MALANG (Lenteratoday) -Menteri Koordinator bidang Pembangunan Manusia dan Kebudayaan (Menko-PMK) RI, Muhadjir Effendy, menanggapi penayangan film "Dirty Vote" yang mencuat di publik sejak 11 Februari lalu.
Muhadjir menilai penayangan film ini pada masa tenang Pilpres dan Pileg 2024 dan tidak sesuai dengan etika.
"Menurut saya, sebetulnya sangat tidak patut ketika kita sudah memasuki minggu tenang tapi film yang punya tendensi, punya motif tertentu dalam kaitannya dengan gelaran Pilpres dan Pileg dalam Pemilu 2024 ini ditayangkan," ujar Muhadjir, ditemui usai menyalurkan hak suaranya di TPS 027 Kota Malang, Rabu (14/2/2024).
Muhadjir menambahkan, walaupun penayangan film dapat mengundang kritik publik, seharusnya hal tersebut dilakukan jauh sebelum masuk ke dalam masa tenang Pilpres yang terhitung mulai 11-13 Februari 2024 lalu.
Ironisnya, sambung Muhadjir, beberapa waktu belakangan juga banyak pihak yang mengkritik etika pemerintah, namun melakukan tindakan yang dianggap tidak etis dengan menayangkan film kontroversial di masa tenang. "
Pemerintahan) Kita kan banyak dikritik soal etikanya.
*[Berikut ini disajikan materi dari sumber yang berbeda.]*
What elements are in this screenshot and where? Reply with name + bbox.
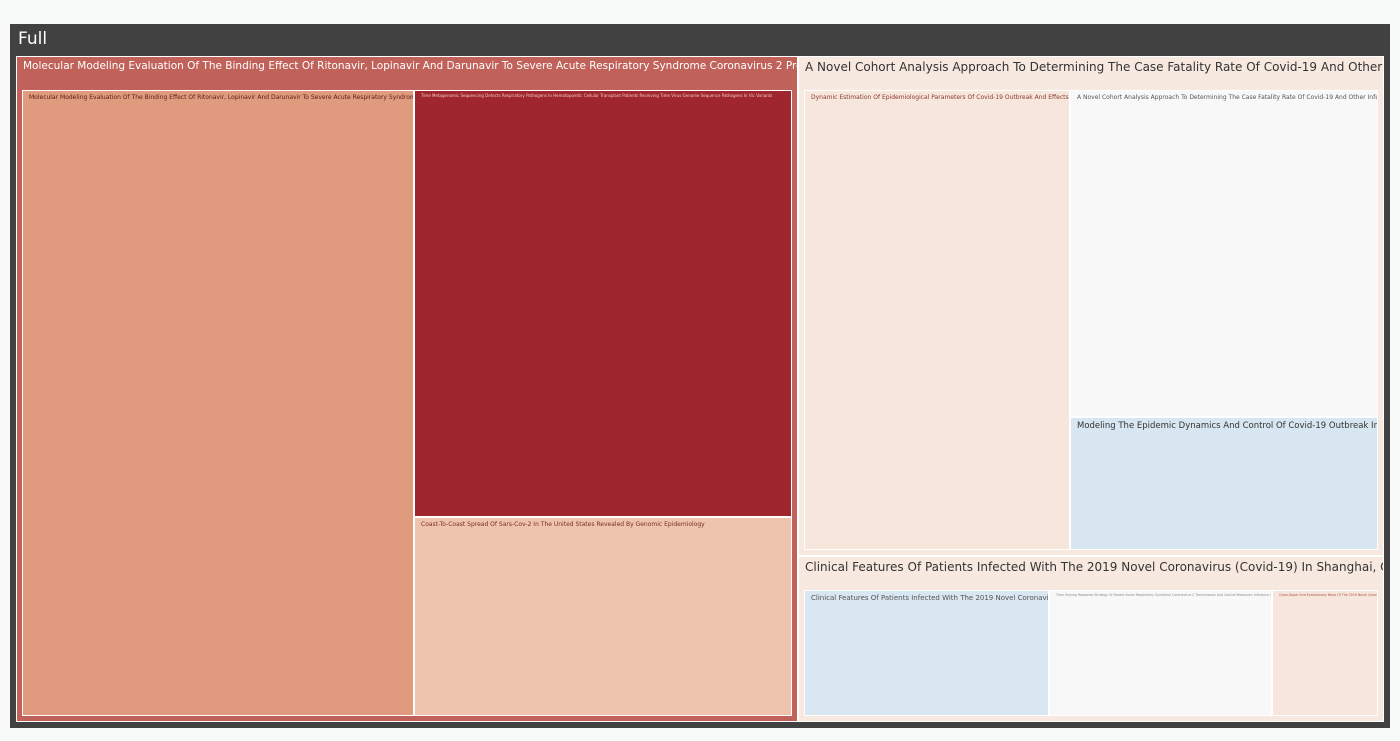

Tetapi ujungnya ada yang mengkritisi tentang etika itu malah melakukan cara-cara dengan tidak etis," tegasnya.
Ia juga menyampaikan rasa kekecewaan terhadap hal-hal yang muncul dan menciptakan kontroversi, termasuk pernyataan yang dapat meresahkan masyarakat.
Muhadjir menegaskan masyarakat perlu mengambil keputusan dengan pikiran yang jernih, dan hal ini tidak dapat terwujud apabila mereka diganggu oleh berbagai isu atau pernyataan yang tidak tepat, terutama di masa tenang Pemilu.
Sebagai informasi, Film 'Dirty Vote' ramai dibicarakan publik sejak pertama kali ditayangkan di Youtube pada 11 Februari lalu. Film berdurasi 117 menit ini menampilkan tiga pakar hukum tata negara yang mengungkap apa yang mereka sebut sebagai kecurangan dalam proses pemilihan presiden tahun 2024.
Materi dalam film ini disajikan oleh 3 pakar, yaitu Bivitri Susanti, Zainal Arifin Mochtar, dan Feri Amsari, merupakan fakta pengadilan, rekam peristiwa dalam rangkaian Pilpres, dan analisis akademis.